Even the most talented — the most passionate — of us have limits, and being in overdrive all the time can be pretty wearing. It’s something akin to being Morgan Stanley in Super Size Me. At first, eating only McDonald’s food seems a fun thing to do, but in the end one is relieved that it’s all over. “You begin to resent the mechanics. When you make mistakes or don’t feel up to it, just keep going, there is no rest bite. It just carries on and on and on,” Andrew Gaffney said when he compared football writing to video games.
One seems phlegmatic. Big teams find it hard to gather motivation for every match.
The public, however, aren’t showing too much resentment towards the intemperate amount of football.
The bygone World Cup was “a record-breaking event for streaming TV”, as per Conviva CEO Bill Demas. In China, despite the late broadcast at 11 o’clock at night, the final between France and Croatia scored the largest audience for a sports program since the Beijing 2008, Eurodata TV pronounced. Moreover, NBCUniversal’s Telemundo broadcasts were viewed by 57% of the United States’ Latino population.

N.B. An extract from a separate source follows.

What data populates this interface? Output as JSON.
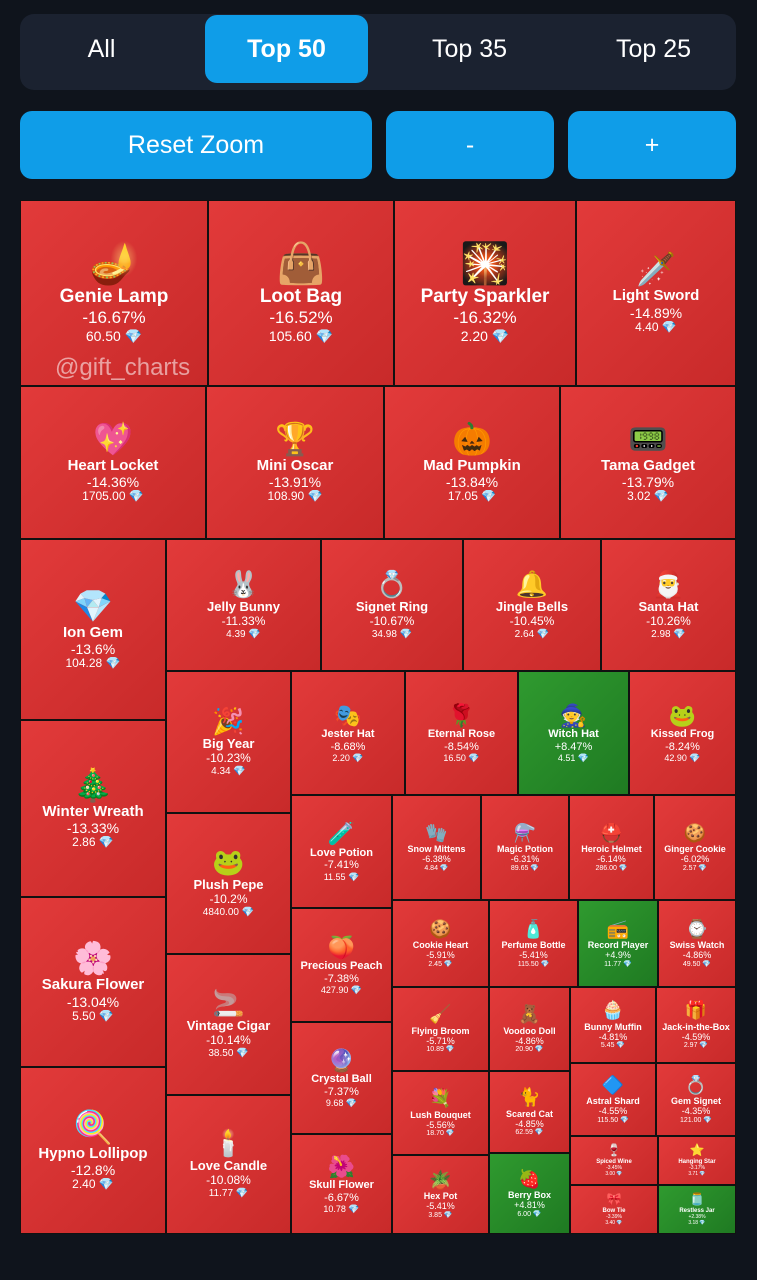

The price of broadcasting right sets are increasing across all top European leagues, and are now worth an average of more than €1 billion euros per season. Even Premier League’s TV ratings are rising (once again) and recovering from the concerning 2016–17 season.
In short, the signs are indicating that we are not getting enough of football anytime soon. The money we’re pouring in, however, is hurting the game we love — in the long run at least. It’s hard to predict what happens next, but one thing’s for certain: this route is unsustainable.